Me: In your role as senior leader, how do you think J&J can impact wellness on the world stage?
Fik: My vision is for our company to make a difference in how view health altogether. Today people are too focused on specific dimensions such as total cholesterol or an ideal body weight. We need to help people focus on what matters to them most and for the long term. This means changing the dialogue from traditional ways we think about health to a more personalized, holistic definition of wellness and wellbeing.
I also envision our company creating a large-scale ripple effect through what we do as a responsible employer. I expect us to spread what we’ve learned and to apply it beyond the workforce so that we have a bigger impact on families and communities. We can positively impact the world at large by making wellness infectious. To do this requires that we influence policy makers, advocate for wellbeing, and convene opportunities to showcase best practices that address the world’s pressing issues leading to chronic disease, illness, and unhappy lives.

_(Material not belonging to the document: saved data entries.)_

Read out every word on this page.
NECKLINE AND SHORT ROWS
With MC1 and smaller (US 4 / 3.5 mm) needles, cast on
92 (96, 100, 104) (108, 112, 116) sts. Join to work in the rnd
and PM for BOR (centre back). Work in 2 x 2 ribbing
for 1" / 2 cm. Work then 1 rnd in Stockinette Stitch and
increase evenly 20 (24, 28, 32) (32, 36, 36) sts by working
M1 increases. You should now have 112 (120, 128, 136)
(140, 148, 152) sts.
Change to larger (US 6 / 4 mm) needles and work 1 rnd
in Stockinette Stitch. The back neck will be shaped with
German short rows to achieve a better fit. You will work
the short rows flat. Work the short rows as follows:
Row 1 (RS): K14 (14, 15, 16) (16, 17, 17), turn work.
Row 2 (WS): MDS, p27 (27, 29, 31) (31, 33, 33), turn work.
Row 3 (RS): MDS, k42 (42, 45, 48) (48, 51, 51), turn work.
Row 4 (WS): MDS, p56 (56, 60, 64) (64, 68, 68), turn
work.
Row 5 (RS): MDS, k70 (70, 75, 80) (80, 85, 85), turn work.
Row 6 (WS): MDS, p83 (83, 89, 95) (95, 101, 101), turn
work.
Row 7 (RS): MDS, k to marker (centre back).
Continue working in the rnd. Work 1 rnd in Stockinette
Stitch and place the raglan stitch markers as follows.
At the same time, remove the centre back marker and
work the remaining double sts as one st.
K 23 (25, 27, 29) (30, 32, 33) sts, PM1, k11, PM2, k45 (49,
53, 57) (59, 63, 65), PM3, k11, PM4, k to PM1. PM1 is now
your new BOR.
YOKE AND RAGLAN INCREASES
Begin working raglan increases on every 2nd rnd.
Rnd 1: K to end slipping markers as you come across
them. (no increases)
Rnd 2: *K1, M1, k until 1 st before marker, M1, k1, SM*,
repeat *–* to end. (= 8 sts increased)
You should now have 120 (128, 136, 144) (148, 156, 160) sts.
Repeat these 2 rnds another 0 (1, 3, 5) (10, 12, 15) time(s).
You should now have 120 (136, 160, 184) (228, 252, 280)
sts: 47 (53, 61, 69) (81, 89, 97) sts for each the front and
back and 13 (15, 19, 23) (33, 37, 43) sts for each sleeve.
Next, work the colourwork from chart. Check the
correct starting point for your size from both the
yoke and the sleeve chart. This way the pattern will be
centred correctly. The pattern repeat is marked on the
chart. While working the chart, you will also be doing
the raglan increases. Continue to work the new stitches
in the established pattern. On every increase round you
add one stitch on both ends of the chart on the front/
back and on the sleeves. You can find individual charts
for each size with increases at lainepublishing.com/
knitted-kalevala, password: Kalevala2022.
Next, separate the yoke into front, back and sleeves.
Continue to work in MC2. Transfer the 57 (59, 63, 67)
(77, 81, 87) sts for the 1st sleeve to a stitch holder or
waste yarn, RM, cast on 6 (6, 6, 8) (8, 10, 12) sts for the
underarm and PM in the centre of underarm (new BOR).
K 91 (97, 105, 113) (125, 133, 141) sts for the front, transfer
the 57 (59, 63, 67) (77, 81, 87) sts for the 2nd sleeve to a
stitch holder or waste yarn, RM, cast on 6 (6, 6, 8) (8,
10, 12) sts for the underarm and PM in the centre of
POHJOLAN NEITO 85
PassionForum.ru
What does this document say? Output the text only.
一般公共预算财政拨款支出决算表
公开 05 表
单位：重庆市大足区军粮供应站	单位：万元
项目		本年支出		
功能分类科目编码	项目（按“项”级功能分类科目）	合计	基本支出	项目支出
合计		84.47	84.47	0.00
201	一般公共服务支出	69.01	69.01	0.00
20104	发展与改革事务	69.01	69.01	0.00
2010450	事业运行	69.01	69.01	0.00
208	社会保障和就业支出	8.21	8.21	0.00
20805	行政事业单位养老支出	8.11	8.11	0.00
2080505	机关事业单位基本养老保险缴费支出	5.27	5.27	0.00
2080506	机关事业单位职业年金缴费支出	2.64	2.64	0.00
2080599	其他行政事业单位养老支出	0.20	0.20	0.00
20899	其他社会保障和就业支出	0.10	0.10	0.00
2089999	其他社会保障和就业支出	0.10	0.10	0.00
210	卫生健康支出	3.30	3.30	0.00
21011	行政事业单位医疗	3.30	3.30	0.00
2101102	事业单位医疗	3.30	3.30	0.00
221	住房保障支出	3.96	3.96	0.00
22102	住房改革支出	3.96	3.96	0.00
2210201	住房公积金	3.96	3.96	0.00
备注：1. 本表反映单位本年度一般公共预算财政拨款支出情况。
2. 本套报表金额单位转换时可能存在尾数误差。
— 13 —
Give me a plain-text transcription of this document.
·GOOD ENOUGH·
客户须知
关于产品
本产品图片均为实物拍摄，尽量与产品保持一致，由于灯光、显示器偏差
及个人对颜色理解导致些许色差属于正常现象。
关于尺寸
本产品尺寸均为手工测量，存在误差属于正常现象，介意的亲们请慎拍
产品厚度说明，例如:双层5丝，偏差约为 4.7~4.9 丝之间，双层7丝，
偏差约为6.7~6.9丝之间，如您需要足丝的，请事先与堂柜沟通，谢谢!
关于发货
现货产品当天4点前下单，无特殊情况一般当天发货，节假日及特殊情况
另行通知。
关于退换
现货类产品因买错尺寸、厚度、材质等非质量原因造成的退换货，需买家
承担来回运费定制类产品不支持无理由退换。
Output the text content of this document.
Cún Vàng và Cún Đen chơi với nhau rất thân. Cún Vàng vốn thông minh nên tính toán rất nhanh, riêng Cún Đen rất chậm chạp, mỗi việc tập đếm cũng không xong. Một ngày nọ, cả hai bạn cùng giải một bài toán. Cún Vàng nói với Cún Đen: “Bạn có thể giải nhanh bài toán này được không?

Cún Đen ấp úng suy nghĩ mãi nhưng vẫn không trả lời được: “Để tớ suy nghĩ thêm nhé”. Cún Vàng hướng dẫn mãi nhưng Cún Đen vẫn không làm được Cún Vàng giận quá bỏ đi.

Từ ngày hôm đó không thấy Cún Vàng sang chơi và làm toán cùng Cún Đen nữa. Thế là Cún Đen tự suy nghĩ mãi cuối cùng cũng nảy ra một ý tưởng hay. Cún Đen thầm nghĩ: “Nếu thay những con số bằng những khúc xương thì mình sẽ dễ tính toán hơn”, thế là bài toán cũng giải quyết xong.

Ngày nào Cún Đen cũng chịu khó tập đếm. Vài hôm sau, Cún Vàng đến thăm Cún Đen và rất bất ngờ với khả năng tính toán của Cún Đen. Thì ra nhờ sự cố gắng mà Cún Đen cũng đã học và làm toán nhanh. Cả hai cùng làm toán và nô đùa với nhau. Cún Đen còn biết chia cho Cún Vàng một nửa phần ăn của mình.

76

For instance, we successfully implemented our tobacco-free workplace policy in 2007. For us, it wasn’t just about institutionalizing the policy; it was about offering employees and their families positive, non-judgmental ways to help them stop smoking for good. Today we’re sharing what we’ve learned with interested governments such as the USA, China, and Japan. These conversations with country and company leaders are contributing to an emerging gold standard for tobacco-free workplaces worldwide.
Leading by example is important for us. Once we implement a new wellness policy or approach, we are keen to learn from it, as well as share our toolkits for change and the insights we’ve gained from applying the policy in markets and communities globally.
Me: Have you been able to tie your wellness efforts to your company performance?
Fik: This is challenging question. We can’t make a direct link between wellness and profitability, at least not yet. Part of our business dynamic is to acquire and divest companies; with an organization constantly in flux like ours, it would be hard to say what role wellness efforts alone play in business performance. We do see the impact between our focus on wellness and employee engagement however. As an example, employee engagement scores are significantly better in our workplaces where we’ve helped employees (about 50,000 so far) focus on their ultimate mission and life purpose through our Energy for Performance in Life program.
The question you’re asking me is: Does a corporation that prioritizes health and wellbeing do better in terms of its bottom line? To help our company and other organizations integrate wellbeing in how business success is measured, we recently developed the Health And Performance Index. We’re currently validating this tool inside and outside J&J. We’ll share what we learn from it with any organization, community, or person on this wellness journey. We believe health and wellbeing is mission critical for us all.